Ernüchternde Vorentscheidung beim Klimaprogramm der Internationalen Zivilluftfahrtorganisation

Im Rahmen seiner 214. Sitzung in Montreal hat der Rat der Internationalen Zivilluftfahrtorganisation ICAO diese Woche einen weiteren Schritt unternommen, um sein Klimaprogramm CORSIA  zu verwirklichen. Daniela Wagner, Bundestagsabgeordnete der Fraktion Bündnis 90/Die Grünen aus Darmstadt sagt dazu: „Organisatorisch ist die ICAO jetzt einen Schritt weiter. Aber was Nutzen und Wirksamkeit des Programms angeht, droht eine Aufweichung, die das ohnehin schwache Programm an die Grenze der Wirkungslosigkeit treiben kann.“

Auf der Ratssitzung wurde die Definition dessen geändert, was künftig als klimaschonender Kraftstoff zu gelten hat. Ursprünglich sollten ausschließlich alternative Treibstoffe unter diese Kategorie fallen, die aus nicht fossilen Materialien (z.B. Rest- und Abfallstoffen) mit Hilfe erneuerbarer Energie hergestellt werden. Jetzt wurde der Text derart geändert, dass auch fossile Kraftstoffe ein Umweltsiegel erhalten können, wenn sie im Laufe ihres Lebenszyklus weniger Kohlenstoff freisetzen, als Standardtreibstoffe es üblicherweise tun. Das wäre z.B. auch dann der Fall, wenn handelsübliches Kerosin zum Einsatz kommt, das in Raffinerien unter Einsatz erneuerbarer Energien hergestellt wird und wenn andere Prozesse bei der Kerosinherstellung verbessert werden. In einer weiteren Sitzung des ICAO-Rates im November 2018 wird über den geänderten Text abgestimmt.

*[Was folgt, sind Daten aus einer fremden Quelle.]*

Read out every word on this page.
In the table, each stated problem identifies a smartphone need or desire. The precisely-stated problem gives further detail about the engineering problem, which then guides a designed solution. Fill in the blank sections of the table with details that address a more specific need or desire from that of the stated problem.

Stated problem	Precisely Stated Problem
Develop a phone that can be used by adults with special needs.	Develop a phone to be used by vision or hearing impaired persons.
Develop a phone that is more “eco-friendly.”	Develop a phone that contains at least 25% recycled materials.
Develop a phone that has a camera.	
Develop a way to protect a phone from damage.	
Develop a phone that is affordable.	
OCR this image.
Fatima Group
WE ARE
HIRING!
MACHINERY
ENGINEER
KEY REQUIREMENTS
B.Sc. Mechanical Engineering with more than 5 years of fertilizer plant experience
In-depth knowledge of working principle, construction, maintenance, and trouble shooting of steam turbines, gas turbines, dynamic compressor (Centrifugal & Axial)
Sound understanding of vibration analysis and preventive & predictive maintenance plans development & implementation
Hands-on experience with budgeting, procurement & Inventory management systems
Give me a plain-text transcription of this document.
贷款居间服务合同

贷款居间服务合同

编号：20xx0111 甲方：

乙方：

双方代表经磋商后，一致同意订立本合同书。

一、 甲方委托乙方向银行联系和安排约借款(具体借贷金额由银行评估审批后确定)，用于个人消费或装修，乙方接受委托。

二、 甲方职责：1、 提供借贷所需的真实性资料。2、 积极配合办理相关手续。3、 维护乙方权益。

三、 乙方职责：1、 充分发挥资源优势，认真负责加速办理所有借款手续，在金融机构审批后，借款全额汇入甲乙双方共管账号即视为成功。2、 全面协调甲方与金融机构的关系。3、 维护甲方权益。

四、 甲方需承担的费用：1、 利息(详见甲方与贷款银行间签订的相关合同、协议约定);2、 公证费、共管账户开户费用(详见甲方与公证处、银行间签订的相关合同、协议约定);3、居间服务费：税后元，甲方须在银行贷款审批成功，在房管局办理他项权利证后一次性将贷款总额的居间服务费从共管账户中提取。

„Mir ist bewusst“, so Wagner, dass es gerade im Luftverkehrssektor sehr hohe Hürden für internationale Abkommen gibt. Deutschland muss aber alles daran setzen, um eine solche Aufweichung  zu verhindern. In der jetzigen Fassung darf Deutschland dem Entwurf auf keinen Fall zustimmen.“ „Wenn es bei einer derartigen Aufweichung des Abkommens bleibt, müssen Deutschland und Europa eigene Wege gehen und ein klares Signal setzen, um beim Klimaschutz im Luftverkehr endlich voranzukommen“, meint auch Tabea Rößner, Bundestagsabgeordnete der Fraktion Bündnis 90/Die Grünen aus Mainz.

 

Hintergrund:

Durch das Offsetting-Programm CORSIA wird der Ausstoß von Treibhausgasen nicht begrenzt oder reduziert. Flugzeuge dürfen weiterhin beliebige Mengen klimawirksame Gase ausstoßen. Die Fluggesellschaften müssen dafür aber Ausgleichsmaßnahmen bezahlen, mit denen die negativen Klimaauswirkungen kompensiert werden sollen. Das gilt allerdings nur für den Anteil der Emissionen, die ab 2020 zusätzlich entstehen. Der Sockelemissionswert von 2020 bleibt fei. Dieser Ansatz ist äußerst kritisch zu bewerten. Wir haben zudem erhebliche Zweifel daran, dass geeignete Klimaprojekte in Größenordnungen ins Leben gerufen und angemessen kontrolliert werden können. Beim Einsatz von alternativen Kraftstoffen werden Ausgleichsmaßnahmen ermäßigt.

Es besteht dringender Handlungsbedarf. Die Klimafolgen des Luftverkehrs entwickeln sich gegenläufig zu den meisten anderen Sektoren. Laut einer Studie für den Umweltausschuss des Europäischen Parlaments wird der Anteil des globalen Luftverkehrs am CO2-Ausstoß  im Jahr 2050 weltweit 22% betragen, wenn nicht massiv gegengesteuert wird.  Deutschland trägt einen nicht unwesentlichen Teil dazu bei.